CMMS By The Numbers
Getting “Experitive” with the Maintenance Maven
“Maintenance Maven” Steve Brous provided some strong advice in his blog post, Good Data & Bad Decisions: Winging it in the Maintenance Department: In business as in life, using anything other than complete, accurate data to make decisions can be both dangerous and costly.
Steve’s point is important to re-iterate. He coined a term around it—experitive. A combination of “experiential” and “intuitive,” it describes a form of decision-making that relies on instinct instead of data. In reality, it often means working with no data.
As Steve mentions in his post, this kind of decision-making is less than optimal. Sometimes it gets you the results you’re looking for. However, without consistently good data, a business can’t make consistently good decisions. And without the ability to make sound decisions, a business can’t produce consistently good results.
Ultimately, only data-driven decisions can drive the results necessary for your business to thrive and grow. Consider the following example.
A Man Walks into a Bar…
…or rather, an employee, Dave, walks into the cold storage area of Sam’s Saloon, and he thinks, “I can save the bar some money by upgrading the old store room refrigeration condenser.”
Based on the energy rating of the system’s compressor, it’s supposed to keep the storage area cooled for about $400 per month. Dave knows the condenser’s getting old, though, very likely leaking, and probably not living up to its original performance potential.
How can he make the case to Sam that the bar’s wasting money unnecessarily, so he can buy a new condenser? If the purchase is approved, how will he prove to Sam that the investment’s paying off?
Dave could take two routes to prove his point:
The experitive route: Dave tells Sam, “I can save you lots of money,” but doesn’t say exactly how much. The new condenser (hopefully) gets approved and purchased, and through observation, Dave proclaims, “Seems better to me!”
Might sound crazy, but this is often how maintenance decisions are made—usually because people don’t think they can measure results, or don’t understand how.

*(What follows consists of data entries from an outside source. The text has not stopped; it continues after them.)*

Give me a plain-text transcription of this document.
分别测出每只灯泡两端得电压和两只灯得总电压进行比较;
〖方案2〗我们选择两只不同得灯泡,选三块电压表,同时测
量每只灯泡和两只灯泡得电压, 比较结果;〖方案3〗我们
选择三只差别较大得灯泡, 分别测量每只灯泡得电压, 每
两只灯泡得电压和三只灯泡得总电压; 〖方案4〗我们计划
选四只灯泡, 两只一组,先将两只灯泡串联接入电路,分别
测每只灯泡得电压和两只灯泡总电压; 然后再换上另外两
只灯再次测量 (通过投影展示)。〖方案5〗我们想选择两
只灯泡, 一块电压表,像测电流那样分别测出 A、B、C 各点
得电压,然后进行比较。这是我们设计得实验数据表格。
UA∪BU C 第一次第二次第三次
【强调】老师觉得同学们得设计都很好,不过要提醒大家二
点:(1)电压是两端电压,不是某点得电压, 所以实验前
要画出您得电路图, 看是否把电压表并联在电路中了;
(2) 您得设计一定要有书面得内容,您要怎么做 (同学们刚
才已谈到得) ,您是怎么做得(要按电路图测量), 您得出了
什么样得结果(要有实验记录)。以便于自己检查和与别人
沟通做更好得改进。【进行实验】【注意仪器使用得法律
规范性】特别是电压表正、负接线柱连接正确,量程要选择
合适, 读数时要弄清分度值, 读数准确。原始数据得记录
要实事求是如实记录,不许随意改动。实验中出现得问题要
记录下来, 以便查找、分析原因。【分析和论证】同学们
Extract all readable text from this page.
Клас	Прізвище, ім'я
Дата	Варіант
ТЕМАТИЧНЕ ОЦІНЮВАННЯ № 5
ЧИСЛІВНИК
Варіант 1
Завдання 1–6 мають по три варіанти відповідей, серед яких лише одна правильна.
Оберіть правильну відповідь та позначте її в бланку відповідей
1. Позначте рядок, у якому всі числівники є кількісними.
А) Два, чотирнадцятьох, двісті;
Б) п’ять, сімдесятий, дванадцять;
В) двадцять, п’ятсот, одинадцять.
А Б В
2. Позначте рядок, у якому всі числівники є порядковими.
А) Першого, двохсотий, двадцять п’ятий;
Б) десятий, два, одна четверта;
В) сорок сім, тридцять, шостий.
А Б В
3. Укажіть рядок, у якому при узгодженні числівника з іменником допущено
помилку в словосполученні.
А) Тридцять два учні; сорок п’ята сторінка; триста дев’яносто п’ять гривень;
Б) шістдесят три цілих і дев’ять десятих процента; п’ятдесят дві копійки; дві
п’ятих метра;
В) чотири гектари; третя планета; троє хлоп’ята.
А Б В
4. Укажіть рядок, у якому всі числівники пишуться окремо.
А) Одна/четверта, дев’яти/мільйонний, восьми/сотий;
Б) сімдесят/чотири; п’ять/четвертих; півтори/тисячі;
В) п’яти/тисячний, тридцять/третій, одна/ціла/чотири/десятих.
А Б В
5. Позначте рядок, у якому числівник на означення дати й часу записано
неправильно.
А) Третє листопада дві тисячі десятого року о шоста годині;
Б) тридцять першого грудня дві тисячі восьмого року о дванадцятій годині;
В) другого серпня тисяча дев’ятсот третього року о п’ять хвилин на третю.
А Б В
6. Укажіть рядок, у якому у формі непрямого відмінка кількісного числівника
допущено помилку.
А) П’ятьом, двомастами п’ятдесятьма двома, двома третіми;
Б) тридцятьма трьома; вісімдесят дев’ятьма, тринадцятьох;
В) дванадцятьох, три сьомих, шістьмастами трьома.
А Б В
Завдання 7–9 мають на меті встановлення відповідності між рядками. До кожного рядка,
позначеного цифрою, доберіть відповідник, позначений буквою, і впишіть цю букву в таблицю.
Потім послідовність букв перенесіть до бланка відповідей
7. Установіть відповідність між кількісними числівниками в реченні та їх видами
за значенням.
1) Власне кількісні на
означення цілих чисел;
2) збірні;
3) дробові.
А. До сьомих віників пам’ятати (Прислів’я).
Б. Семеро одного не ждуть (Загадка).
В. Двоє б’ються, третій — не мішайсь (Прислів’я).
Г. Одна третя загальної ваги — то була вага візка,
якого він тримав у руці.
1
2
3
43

The data-driven route: Dave installs a meter to monitor and measure energy consumption by the system. He discovers it’s actually costing $600 a month—$200 more than it should. He can now clearly back up his claim with numbers and get his purchase request approved.
With a new condenser installed and energy usage back to what it should be, Dave is generating $200 per month in savings. That’ll pay for the new $1,000 condenser in five months, and add $200 to Sam’s bottom line every month thereafter.
But the benefits don’t end there. Dave can continue to monitor usage from now on. If it climbs back above $400, he can quickly fix the problem and avoid future waste.
Having hard numbers not only helps you run your business, it allows you to measure (and use) a whole host of key performance indicators. It provides you the ability to say, for example, “We were 12,000 kilowatthours over our mean monthly energy consumption” instead of “Boy, looks like we used lots of energy this month.”
With solid metrics, you can accurately assess the cost-effectiveness of any new equipment installations or facilities improvements.
Easy (and Accurate) as One, Two, Three
Sam’s Saloon provides a simplified example, but the power of good data increases exponentially if you’re using a CMMS.
A modern CMMS solution will allow you to collect and report on data across your entire asset inventory, providing numerous measures to help you make better decisions and answer business-critical questions. And many contemporary CMMS solutions allow you to connect to meters and gauges directly, eliminating the need for meter readings and manual data entry.
Even simple measures from work order records can provide powerful data. Consider another example. You might wonder, “How much am I spending on maintenance for each of my work order types?”
This type of report can be easily generated from a CMMS. At a glance, you’ll know exactly how much money each work order type is costing your business in maintenance for a specified timeframe (in the example provided, a year), and certain questions can be quickly answered.
- What type of maintenance do I spend the most on?
- How does the cost of preventive maintenance compare to repair costs?
- If I run this report for a different time period, like last year, are there significant changes by category?
Beyond general questions, you can formulate precise questions that’ll lead to a more informed decision-making process.
- Why are my machining maintenance costs so high?
- What new equipment needs to be purchased, if any?
- How much will the new equipment cost compared to the current maintenance expense?
- Will I save money over time by purchasing new equipment? How much?
A CMMS gives you accurate, complete data, and this data can be applied directly to purchasing or other important organizational decisions.
Moving Beyond Experitive
“Experitive” decisions can work, but they aren’t the best route to take for certain improvement. Don’t rely on intuiting the right answers for your critical business decisions. Begin to ask yourself whether it’s possible to support your decisions with numbers. Then identify opportunities where these numbers can inform your decision-making process.
Finally, consider implementing a modern CMMS to help you gather complete and accurate data. You’ll quickly see the results in the most important place of all—your bottom line.